Текст книги "«Я» значит «Ястреб»"


  • Текст добавлен: 8 мая 2017, 16:57


Автор книги: Хелен Макдональд


Жанр: Современная зарубежная литература, Современная проза


Возрастные ограничения: +16

сообщить о неприемлемом содержимом

Текущая страница: 6 (всего у книги 22 страниц) [доступный отрывок для чтения: 6 страниц]

Шрифт:
- 100% +

Сидя с ястребом в затемненной комнате, я чувствовала себя спокойнее, чем во все предыдущие месяцы. Отчасти потому, что у меня была цель. Но еще и потому, что дверь в окружающий мир закрылась. Теперь я могла подумать об отце. Я стала размышлять о том, как он справлялся с трудностями. Отделять себя от мира линзами фотоаппарата значило не просто защищаться от физической опасности. Они закрывали его и от других вещей, которые ему приходилось фотографировать, – от ужасных вещей, трагических, от несчастных случаев, железнодорожных катастроф, последствий городских бомбежек. И он опасался, что эта стратегия выживания может превратиться в привычку. «Я вижу мир через объектив», – немного грустно сказал он однажды, словно фотоаппарат, который был всегда рядом, лишал его возможности соучастия – вставая между ним и жизнью обычных людей.
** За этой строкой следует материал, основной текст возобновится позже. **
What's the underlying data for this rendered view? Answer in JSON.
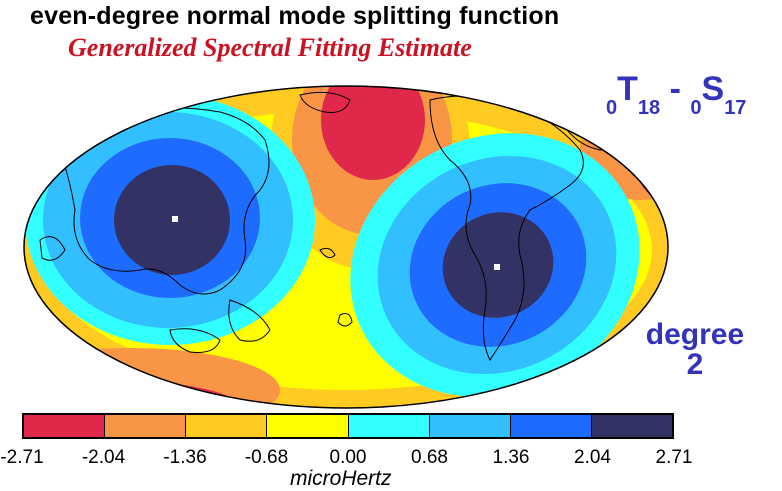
{
  "title": "even-degree normal mode splitting function",
  "subtitle": "Generalized Spectral Fitting Estimate",
  "mode_label": {
    "pre1": "0",
    "main1": "T",
    "sub1": "18",
    "dash": " - ",
    "pre2": "0",
    "main2": "S",
    "sub2": "17"
  },
  "degree_label": "degree",
  "degree_value": "2",
  "colorbar": {
    "colors": [
      "#e0284a",
      "#f99645",
      "#ffcb23",
      "#ffff00",
      "#32ffff",
      "#32bfff",
      "#1e6bff",
      "#323264"
    ],
    "ticks": [
      "-2.71",
      "-2.04",
      "-1.36",
      "-0.68",
      "0.00",
      "0.68",
      "1.36",
      "2.04",
      "2.71"
    ],
    "unit": "microHertz"
  },
  "projection": "Hammer/Mollweide global map, Pacific-centered",
  "colors": {
    "title": "#000000",
    "subtitle": "#cc1122",
    "labels": "#3333bb"
  }
}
Снова зачирикал зяблик. Как человек учится быть тем, кто он есть? Может, я научилась быть наблюдателем от папы? Было ли это детским подражанием его профессиональной стратегии справляться с трудностями? Некоторое время я вертела эту мысль и так и этак, а потом отбросила. «Нет, – решила я. – Нет». Скорее это «нет» означало «не думаю», чем «ничего подобного». Все эти тысячи тысяч фотографий, которые сделал папа! Подумала бы сначала о них. И каждый снимок – летопись, свидетельство, бастион, защищающий от забвения, пустоты, смерти. Послушай, это случилось. Произошло. А то, что произошло, нельзя уничтожить. Вот, посмотри на фотографии: маленький ребенок кладет свою маленькую ручонку в морщинистую ладонь восьмидесятилетнего старика. Лиса бежит по лесной тропинке, и человек вскидывает ружье, чтобы ее убить. Автомобильная катастрофа. Разбившийся самолет. Комета, размазанная по утреннему небу. Премьер-министр вытирает лоб. «Битлз» сидят за столиком в кафе на Елисейских Полях холодным январским днем 1964 года. Бледное лицо Джона Леннона виднеется из-под козырька кепки. Все это было, и мой отец запечатлел эти события в памяти не только собственной, но и мировой. В жизни он не стремился исчезнуть. Наоборот, он хотел совсем другого.

Однажды зимним вечером папа пришел домой на удивление расстроенным. Мы спросили, что случилось. «Вы сегодня небо видели?» – ответил он вопросом на вопрос. Отец, как выяснилось, шел с пресс-конференции через лондонский парк. Там никого не было, кроме мальчика, игравшего у замерзшего пруда. «Я сказал парню: «Ты только посмотри! Подними глаза вверх. Запомни, что ты это видел. Потому что больше никогда не увидишь». Над ними обоими на зимнем, подернутом дымкой небе раскинулись гигантские кольцеобразные узоры из кристалликов льда, образующие «ложные солнца», или паргелии. Двадцатидвухградусные паргелии – это два светящихся полукружия, околозенитное и касательное к нему, в которых преломляется солнечный свет, разрезая небо в сложной геометрии льда, огня и пространства. Но мальчик не проявил никакого интереса. Папа был просто ошарашен. «Может, он подумал, что ты один из тех чокнутых», – хихикали мы, закатывая глаза. Папа как будто смутился и немного обиделся. Но его очень расстроил мальчик, не желавший видеть.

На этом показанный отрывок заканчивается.